Bureaucracies live forever.

So the next time you are handed a Specification/ Procedure/Process
and wonder, "What horse's ass came up with this?" you may be exactly
right.

Imperial Roman army chariots were made just wide enough to
accommodate the rear ends of two war horses. (Two horses' asses.)
Now, the twist to the story . . .

When you see a Space Shuttle sitting on its launch pad, there are two
big booster rockets attached to the sides of the main fuel tank.
These are solid rocket boosters, or SRBs. The SRBs are made by
Thiokol at their factory in Utah. The engineers who designed the
SRBs would have preferred to make them a bit fatter, but the SRBs had
to be shipped by train from the factory to the launch site. The
railroad line from the factory happens to run through a tunnel in the
mountains, and the SRBs had to fit through that tunnel.

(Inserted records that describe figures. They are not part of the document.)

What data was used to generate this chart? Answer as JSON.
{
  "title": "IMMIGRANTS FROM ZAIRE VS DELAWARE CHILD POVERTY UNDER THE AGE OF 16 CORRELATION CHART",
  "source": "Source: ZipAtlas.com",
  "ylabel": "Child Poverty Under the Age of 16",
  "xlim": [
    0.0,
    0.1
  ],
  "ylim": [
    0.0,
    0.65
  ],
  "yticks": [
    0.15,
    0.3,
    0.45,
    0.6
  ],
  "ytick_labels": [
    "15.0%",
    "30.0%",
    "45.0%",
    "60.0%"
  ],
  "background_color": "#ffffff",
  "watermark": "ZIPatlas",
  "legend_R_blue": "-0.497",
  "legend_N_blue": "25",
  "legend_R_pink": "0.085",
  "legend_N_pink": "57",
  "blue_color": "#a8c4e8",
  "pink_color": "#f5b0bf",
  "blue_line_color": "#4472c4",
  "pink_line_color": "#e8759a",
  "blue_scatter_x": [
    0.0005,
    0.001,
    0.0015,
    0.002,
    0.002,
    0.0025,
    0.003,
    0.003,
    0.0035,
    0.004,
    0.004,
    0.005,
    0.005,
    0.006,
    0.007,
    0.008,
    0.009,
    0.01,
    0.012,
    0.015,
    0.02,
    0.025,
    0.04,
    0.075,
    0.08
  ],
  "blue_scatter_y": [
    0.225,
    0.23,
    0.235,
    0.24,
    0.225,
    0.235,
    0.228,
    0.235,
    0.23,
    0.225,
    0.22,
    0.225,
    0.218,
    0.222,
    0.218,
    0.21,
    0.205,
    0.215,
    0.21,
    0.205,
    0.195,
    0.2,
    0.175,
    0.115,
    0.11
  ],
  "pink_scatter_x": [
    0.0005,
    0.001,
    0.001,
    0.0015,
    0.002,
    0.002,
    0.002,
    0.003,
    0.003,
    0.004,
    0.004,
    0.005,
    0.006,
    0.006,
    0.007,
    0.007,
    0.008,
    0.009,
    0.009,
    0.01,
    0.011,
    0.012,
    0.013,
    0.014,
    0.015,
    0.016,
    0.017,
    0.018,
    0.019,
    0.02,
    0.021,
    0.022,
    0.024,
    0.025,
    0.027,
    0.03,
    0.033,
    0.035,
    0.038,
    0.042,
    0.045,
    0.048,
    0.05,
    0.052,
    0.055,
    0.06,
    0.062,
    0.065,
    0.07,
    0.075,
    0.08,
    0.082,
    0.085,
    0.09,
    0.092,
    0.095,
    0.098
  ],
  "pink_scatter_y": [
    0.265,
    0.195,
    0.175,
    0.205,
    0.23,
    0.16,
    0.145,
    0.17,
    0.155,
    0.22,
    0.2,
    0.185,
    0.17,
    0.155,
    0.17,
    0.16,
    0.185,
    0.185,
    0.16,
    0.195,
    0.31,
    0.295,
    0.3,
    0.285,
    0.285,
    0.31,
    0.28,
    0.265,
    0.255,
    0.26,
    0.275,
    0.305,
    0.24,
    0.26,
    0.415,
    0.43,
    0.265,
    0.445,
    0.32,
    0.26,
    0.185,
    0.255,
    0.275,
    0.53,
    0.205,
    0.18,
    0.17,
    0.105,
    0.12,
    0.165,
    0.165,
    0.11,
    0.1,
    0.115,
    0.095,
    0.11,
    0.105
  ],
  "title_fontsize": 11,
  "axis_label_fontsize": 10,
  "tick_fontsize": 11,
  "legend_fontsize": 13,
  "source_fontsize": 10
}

The tunnel
is slightly wider than the railroad track, and the railroad track, as
you now know, is about as wide as two horses' behinds.

So, a major Space Shuttle design feature of what is arguably the
world's most advanced transportation system was determined over two
thousand years ago by the width of a horse's ass.

And you thought being a horse's ass wasn't important?

Ancient horse's asses control almost everything.
And current horses' asses are controlling everything else.